Гости мягко притопывали ногами в такт, закрыв глаза и тихонько подпевая. Трогательный напев тянулся без конца, зажигал огонек в глазах и разгонял стужу. Женщины забились в угол, уютно завернувшись в теплые зимние платки, и тихо подпевали:

Ой, холодно, холодно на душе…

Сорка стояла посредине и смотрела на танцующих хасидов. Ей нравился старый резник в белой рубашке с распахнутым воротом, обнажавшим волосатую грудь, и с распущенным поясом. Она увидела, как усталый Борех плетется вслед за другими с глупой улыбкой, будто мальчик, подражающий взрослым, и почувствовала холод. Сорка вышла в другую комнату, растянулась на диване и закрыла глаза с желанием осознать, что здесь происходит и что от нее хотят. Впервые в жизни она почувствовала ненависть к отцу и заподозрила его неискренность, не понимая, зачем тот желает ее несчастья. А из другой комнаты доносилось печально, до слез:

Ой, холодно, холодно на душе…

Глава 8

Владек

Вечером Брайна вернулась с дойки. Молоко, пенясь, переливалось через край вычищенных до блеска ведер, пузырилось, и в воздухе стоял запах свежескошенной травы.

Брайна увидела, как Сорка возвращается из леса, зачерпнула полную кружку молока, заткнула за пояс подол платья и выбежала ей навстречу:

— Пожалуйста, Сорка, выпей кружку молока. Что ты морщишься? Если выпьешь, я тебе кое-что расскажу!

— Что рыжая отелилась? — спросила Сорка.

— Не догадаешься. — Брайна протянула ей кружку с молоком. — Выпей лучше, пока я не передумала.

— Сначала скажи! — капризно сказала Сорка.

— Ну, скорее, не путай меня! — Брайна всучила ей кружку.

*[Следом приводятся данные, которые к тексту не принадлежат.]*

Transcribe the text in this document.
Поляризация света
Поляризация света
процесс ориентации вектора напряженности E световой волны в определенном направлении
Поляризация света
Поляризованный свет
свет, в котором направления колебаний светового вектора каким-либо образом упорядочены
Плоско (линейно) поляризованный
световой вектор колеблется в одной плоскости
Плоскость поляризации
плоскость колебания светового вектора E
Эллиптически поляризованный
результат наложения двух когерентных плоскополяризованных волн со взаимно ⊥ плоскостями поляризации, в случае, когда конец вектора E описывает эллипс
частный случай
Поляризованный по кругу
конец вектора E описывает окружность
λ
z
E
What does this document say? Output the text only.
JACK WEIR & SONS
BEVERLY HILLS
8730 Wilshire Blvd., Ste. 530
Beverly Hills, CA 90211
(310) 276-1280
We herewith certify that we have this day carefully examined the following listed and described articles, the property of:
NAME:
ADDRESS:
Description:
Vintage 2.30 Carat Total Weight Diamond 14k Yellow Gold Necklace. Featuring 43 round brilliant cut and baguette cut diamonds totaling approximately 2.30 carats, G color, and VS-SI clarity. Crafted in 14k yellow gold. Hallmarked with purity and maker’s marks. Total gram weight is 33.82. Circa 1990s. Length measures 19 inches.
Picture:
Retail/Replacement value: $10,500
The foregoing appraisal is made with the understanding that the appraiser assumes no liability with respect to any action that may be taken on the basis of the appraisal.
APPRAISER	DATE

— А если я не могу?.. — Сорка взглянула на пенившееся молоко и передернулась, будто держала в руках мышь.

— Вы поглядите, как она капризничает, будто пятилетний ребенок, ведь ты уже невеста! — Старуха подбоченилась, оглядела Сорку и покачала головой. — У других детей праздник, когда молоко появляется в доме, а здесь разбрасываются Господней милостью. Грешно, Сорка, грешно!

Сорка открыла рот, чтобы сделать глоток, но тут же закрыла его и захныкала:

— Но я совсем не могу!

— Ну, нет, так нет. — Брайна повернулась, будто собираясь уходить.

Сорка собралась с духом, закрыла глаза, словно перед ней было не молоко, а касторка, и выпила кружку залпом.

— Ну, отравилась? — Брайна забрала пустую кружку. — Ай, Сорка, какая ты дикая!

Сорка подхватила под руку Брайну, которая едва доставала до Соркиного плеча, и пошла с ней рядом, как кавалер с дамой.

— Ну, хватит, ты, глупышка! — вывернулась старуха.

— Так что ты хотела мне сказать?

— Да, знаешь, кто приехал?

— Кто?

— Тетя Гитл с Борехом.

— Правда? Что вдруг?..

— Тетя Гитл приехала договориться о свадьбе, а Борех уж наверняка останется у нас. Отец пока познакомит его с людьми, покажет его, дай Бог, выйдет из него приличный торговец!

Брайна увидела, как выражение Соркиного лица внезапно изменилось, она побледнела. Сорка повернулась на одной ноге, хотела улыбнуться, будто речь шла не о ней, но не удалось. Она опустила глаза, открыла рот, словно собираясь что-то сказать, но вместо этого стала молча поддевать носком туфли камушки, лежавшие под ногами.

Брайна поглубже заправила подол платья за пояс, будто принимаясь за тяжелую работу, взяла Сорку под руку, подвела ее к поросшей мхом скамейке рядом со стойлом и уселась рядом.

На дворе было тихо. Время от времени корова терлась о стену хлева и вновь затихала. С каштана посреди двора спустился воробей, за ним другой, за ними, громко хлопая крыльями и чирикая, посыпалась вся стайка. Птички наскакивали одна на другую, купались в песке, сбиваясь в клубок, потом, вдруг перепугавшись, сорвались с места и с громким чириканьем черным пятном снова взлетели на каштан.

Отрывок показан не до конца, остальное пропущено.